Je propose, au travers de cet amendement, la suppression de l’article 15, et ce n’est pas seulement pour le symbole ni pour des raisons corporatistes ou de défense des intérêts d’une profession particulière.
Je m’inquiète que, au détour de diverses lois, on entame sans cesse davantage la capacité d’intervention des ABF. Je le sais, il peut y avoir des situations de blocage entre les élus et les ABF, mais je suis sincèrement inquiète pour notre patrimoine. Sa pérennité, la transmission de ce qui constitue l’héritage commun artistique, historique ou naturel de tous les Français doit être notre préoccupation majeure.

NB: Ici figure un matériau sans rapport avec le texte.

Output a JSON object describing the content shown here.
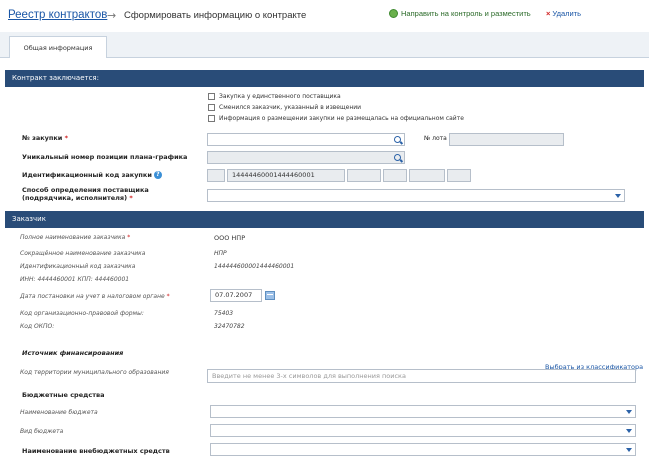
{
  "header": {
    "breadcrumb_link": "Реестр контрактов",
    "breadcrumb_arrow": "→",
    "breadcrumb_current": "Сформировать информацию о контракте",
    "action_send": "Направить на контроль и разместить",
    "action_delete": "Удалить"
  },
  "tabs": [
    {
      "label": "Общая информация"
    }
  ],
  "section_contract": {
    "title": "Контракт заключается:",
    "checkboxes": [
      {
        "label": "Закупка у единственного поставщика",
        "checked": false
      },
      {
        "label": "Сменился заказчик, указанный в извещении",
        "checked": false
      },
      {
        "label": "Информация о размещении закупки не размещалась на официальном сайте",
        "checked": false
      }
    ],
    "purchase_number_label": "№ закупки",
    "required_mark": "*",
    "lot_label": "№ лота",
    "plan_position_label": "Уникальный номер позиции плана-графика",
    "ikz_label": "Идентификационный код закупки",
    "ikz_help_icon": "?",
    "ikz_value": "14444460001444460001",
    "supplier_method_label": "Способ определения поставщика (подрядчика, исполнителя)"
  },
  "section_customer": {
    "title": "Заказчик",
    "full_name_label": "Полное наименование заказчика",
    "full_name_value": "ООО НПР",
    "short_name_label": "Сокращённое наименование заказчика",
    "short_name_value": "НПР",
    "id_code_label": "Идентификационный код заказчика",
    "id_code_value": "144444600001444460001",
    "inn_kpp": "ИНН: 4444460001 КПП: 444460001",
    "tax_date_label": "Дата постановки на учет в налоговом органе",
    "tax_date_value": "07.07.2007",
    "okopf_label": "Код организационно-правовой формы:",
    "okopf_value": "75403",
    "okpo_label": "Код ОКПО:",
    "okpo_value": "32470782"
  },
  "financing": {
    "title": "Источник финансирования",
    "select_from_classifier": "Выбрать из классификатора",
    "municipal_label": "Код территории муниципального образования",
    "municipal_placeholder": "Введите не менее 3-х символов для выполнения поиска",
    "budget_funds_title": "Бюджетные средства",
    "budget_name_label": "Наименование бюджета",
    "budget_type_label": "Вид бюджета",
    "extrabudget_label": "Наименование внебюджетных средств"
  }
}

Nous avons la chance d’avoir réussi, depuis cinquante ans, à arrêter son érosion et sa destruction, grâce à la volonté politique forte de certains locataires illustres de la rue de Valois. Le régime d’aménagement et de travaux dans les zones protégées en France a été revu et simplifié, voilà tout juste deux ans – nous sommes plusieurs à l’avoir dit –, par la loi LCAP. On a maintenu les avis liants de l’ABF là où ils avaient encore cours, tout en renforçant les différentes instances de dialogue et de concertation du secteur.
Aujourd’hui, on profite d’un texte sur la construction pour soumettre à un avis simple de l’ABF certains travaux – certains, seulement, il est vrai – réalisés en zone patrimonialement protégée : l’installation d’antennes de téléphonie mobile ou de matériel de diffusion du très haut débit par voie hertzienne, et l’habitat indigne, insalubre et menaçant ruine avec arrêté de péril.

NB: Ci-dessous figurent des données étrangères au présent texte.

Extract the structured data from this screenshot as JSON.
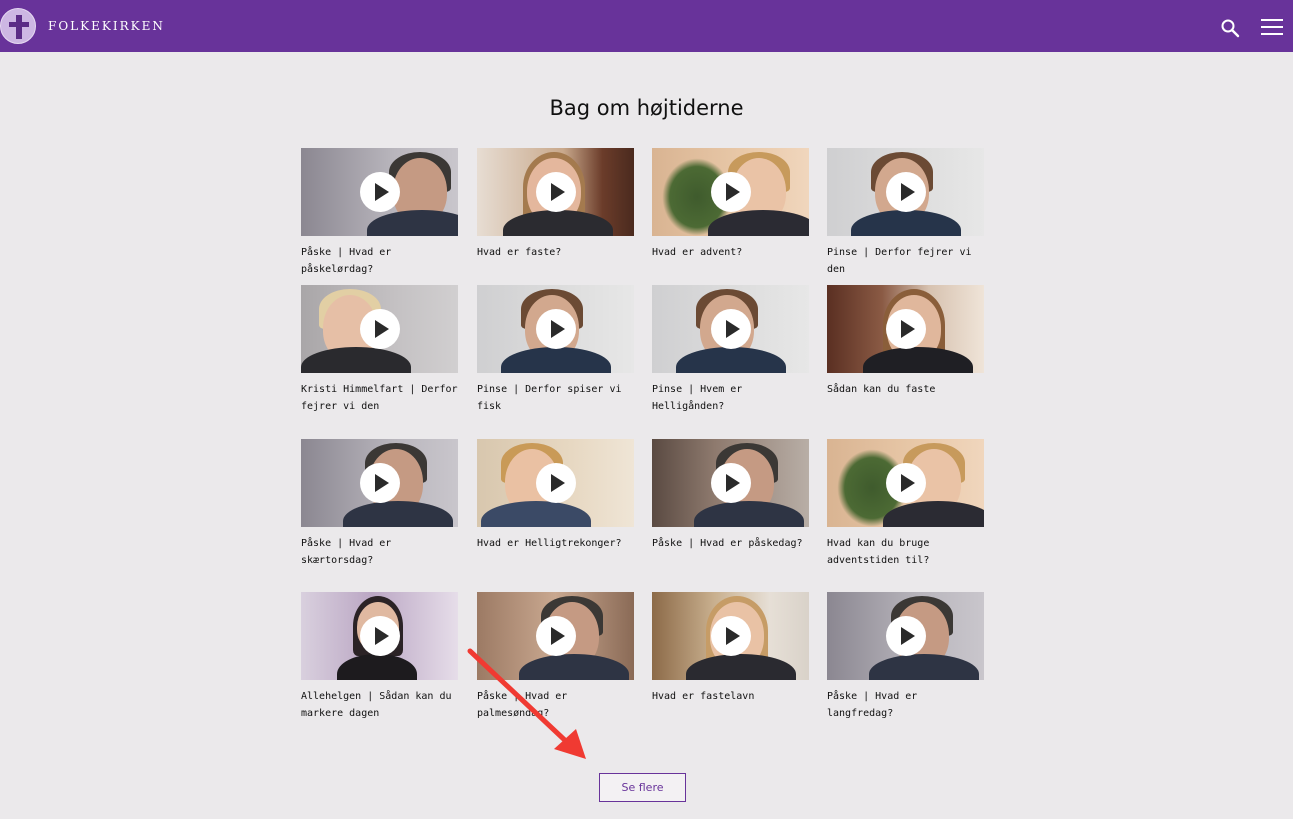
{
  "header": {
    "brand": "FOLKEKIRKEN",
    "background": "#68339a"
  },
  "section": {
    "title": "Bag om højtiderne"
  },
  "videos": [
    {
      "caption": "Påske | Hvad er påskelørdag?"
    },
    {
      "caption": "Hvad er faste?"
    },
    {
      "caption": "Hvad er advent?"
    },
    {
      "caption": "Pinse | Derfor fejrer vi den"
    },
    {
      "caption": "Kristi Himmelfart | Derfor fejrer vi den"
    },
    {
      "caption": "Pinse | Derfor spiser vi fisk"
    },
    {
      "caption": "Pinse | Hvem er Helligånden?"
    },
    {
      "caption": "Sådan kan du faste"
    },
    {
      "caption": "Påske | Hvad er skærtorsdag?"
    },
    {
      "caption": "Hvad er Helligtrekonger?"
    },
    {
      "caption": "Påske | Hvad er påskedag?"
    },
    {
      "caption": "Hvad kan du bruge adventstiden til?"
    },
    {
      "caption": "Allehelgen | Sådan kan du markere dagen"
    },
    {
      "caption": "Påske | Hvad er palmesøndag?"
    },
    {
      "caption": "Hvad er fastelavn"
    },
    {
      "caption": "Påske | Hvad er langfredag?"
    }
  ],
  "more_button": {
    "label": "Se flere"
  },
  "annotation": {
    "arrow_color": "#f03a32"
  }
}
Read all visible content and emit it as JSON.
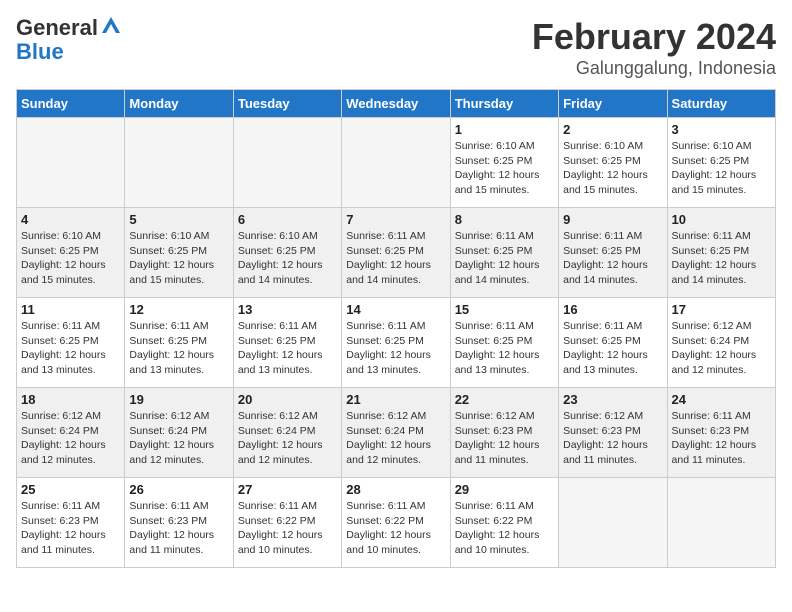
{
  "header": {
    "logo_line1": "General",
    "logo_line2": "Blue",
    "month": "February 2024",
    "location": "Galunggalung, Indonesia"
  },
  "weekdays": [
    "Sunday",
    "Monday",
    "Tuesday",
    "Wednesday",
    "Thursday",
    "Friday",
    "Saturday"
  ],
  "weeks": [
    [
      {
        "day": "",
        "info": ""
      },
      {
        "day": "",
        "info": ""
      },
      {
        "day": "",
        "info": ""
      },
      {
        "day": "",
        "info": ""
      },
      {
        "day": "1",
        "info": "Sunrise: 6:10 AM\nSunset: 6:25 PM\nDaylight: 12 hours\nand 15 minutes."
      },
      {
        "day": "2",
        "info": "Sunrise: 6:10 AM\nSunset: 6:25 PM\nDaylight: 12 hours\nand 15 minutes."
      },
      {
        "day": "3",
        "info": "Sunrise: 6:10 AM\nSunset: 6:25 PM\nDaylight: 12 hours\nand 15 minutes."
      }
    ],
    [
      {
        "day": "4",
        "info": "Sunrise: 6:10 AM\nSunset: 6:25 PM\nDaylight: 12 hours\nand 15 minutes."
      },
      {
        "day": "5",
        "info": "Sunrise: 6:10 AM\nSunset: 6:25 PM\nDaylight: 12 hours\nand 15 minutes."
      },
      {
        "day": "6",
        "info": "Sunrise: 6:10 AM\nSunset: 6:25 PM\nDaylight: 12 hours\nand 14 minutes."
      },
      {
        "day": "7",
        "info": "Sunrise: 6:11 AM\nSunset: 6:25 PM\nDaylight: 12 hours\nand 14 minutes."
      },
      {
        "day": "8",
        "info": "Sunrise: 6:11 AM\nSunset: 6:25 PM\nDaylight: 12 hours\nand 14 minutes."
      },
      {
        "day": "9",
        "info": "Sunrise: 6:11 AM\nSunset: 6:25 PM\nDaylight: 12 hours\nand 14 minutes."
      },
      {
        "day": "10",
        "info": "Sunrise: 6:11 AM\nSunset: 6:25 PM\nDaylight: 12 hours\nand 14 minutes."
      }
    ],
    [
      {
        "day": "11",
        "info": "Sunrise: 6:11 AM\nSunset: 6:25 PM\nDaylight: 12 hours\nand 13 minutes."
      },
      {
        "day": "12",
        "info": "Sunrise: 6:11 AM\nSunset: 6:25 PM\nDaylight: 12 hours\nand 13 minutes."
      },
      {
        "day": "13",
        "info": "Sunrise: 6:11 AM\nSunset: 6:25 PM\nDaylight: 12 hours\nand 13 minutes."
      },
      {
        "day": "14",
        "info": "Sunrise: 6:11 AM\nSunset: 6:25 PM\nDaylight: 12 hours\nand 13 minutes."
      },
      {
        "day": "15",
        "info": "Sunrise: 6:11 AM\nSunset: 6:25 PM\nDaylight: 12 hours\nand 13 minutes."
      },
      {
        "day": "16",
        "info": "Sunrise: 6:11 AM\nSunset: 6:25 PM\nDaylight: 12 hours\nand 13 minutes."
      },
      {
        "day": "17",
        "info": "Sunrise: 6:12 AM\nSunset: 6:24 PM\nDaylight: 12 hours\nand 12 minutes."
      }
    ],
    [
      {
        "day": "18",
        "info": "Sunrise: 6:12 AM\nSunset: 6:24 PM\nDaylight: 12 hours\nand 12 minutes."
      },
      {
        "day": "19",
        "info": "Sunrise: 6:12 AM\nSunset: 6:24 PM\nDaylight: 12 hours\nand 12 minutes."
      },
      {
        "day": "20",
        "info": "Sunrise: 6:12 AM\nSunset: 6:24 PM\nDaylight: 12 hours\nand 12 minutes."
      },
      {
        "day": "21",
        "info": "Sunrise: 6:12 AM\nSunset: 6:24 PM\nDaylight: 12 hours\nand 12 minutes."
      },
      {
        "day": "22",
        "info": "Sunrise: 6:12 AM\nSunset: 6:23 PM\nDaylight: 12 hours\nand 11 minutes."
      },
      {
        "day": "23",
        "info": "Sunrise: 6:12 AM\nSunset: 6:23 PM\nDaylight: 12 hours\nand 11 minutes."
      },
      {
        "day": "24",
        "info": "Sunrise: 6:11 AM\nSunset: 6:23 PM\nDaylight: 12 hours\nand 11 minutes."
      }
    ],
    [
      {
        "day": "25",
        "info": "Sunrise: 6:11 AM\nSunset: 6:23 PM\nDaylight: 12 hours\nand 11 minutes."
      },
      {
        "day": "26",
        "info": "Sunrise: 6:11 AM\nSunset: 6:23 PM\nDaylight: 12 hours\nand 11 minutes."
      },
      {
        "day": "27",
        "info": "Sunrise: 6:11 AM\nSunset: 6:22 PM\nDaylight: 12 hours\nand 10 minutes."
      },
      {
        "day": "28",
        "info": "Sunrise: 6:11 AM\nSunset: 6:22 PM\nDaylight: 12 hours\nand 10 minutes."
      },
      {
        "day": "29",
        "info": "Sunrise: 6:11 AM\nSunset: 6:22 PM\nDaylight: 12 hours\nand 10 minutes."
      },
      {
        "day": "",
        "info": ""
      },
      {
        "day": "",
        "info": ""
      }
    ]
  ]
}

La vérité est que l’on ouvre la boîte de Pandore. Une fois la légitimité de l’ABF entamée, il sera plus facile de continuer à l’éroder pour d’autres types de travaux. L’avis dit « conforme » ne sera ainsi bientôt qu’un vieux souvenir, et le patrimoine disparaîtra ou tombera en ruine.
Dans cet article, plusieurs autres dispositions nous posent problème. Dans le cadre du projet de décision que l’autorité compétente pourrait proposer à l’ABF pour une autorisation de travaux, la rapporteur au fond de la commission des affaires économiques a substitué un simple avis consultatif à l’accord de l’ABF prévu par le projet de loi initial.
Autre disposition qui nous gêne : le silence du préfet de région vaudra désormais acceptation de la décision de l’autorité compétente pour délivrer l’autorisation de travaux, alors que, actuellement, il vaut rejet. Cette inversion est également de nature à fragiliser la capacité d’intervention des ABF, puisqu’il faudra une décision explicite du préfet pour valider son avis négatif sur un projet de travaux.
Pour toutes ces raisons, je demande la suppression de l’article 15.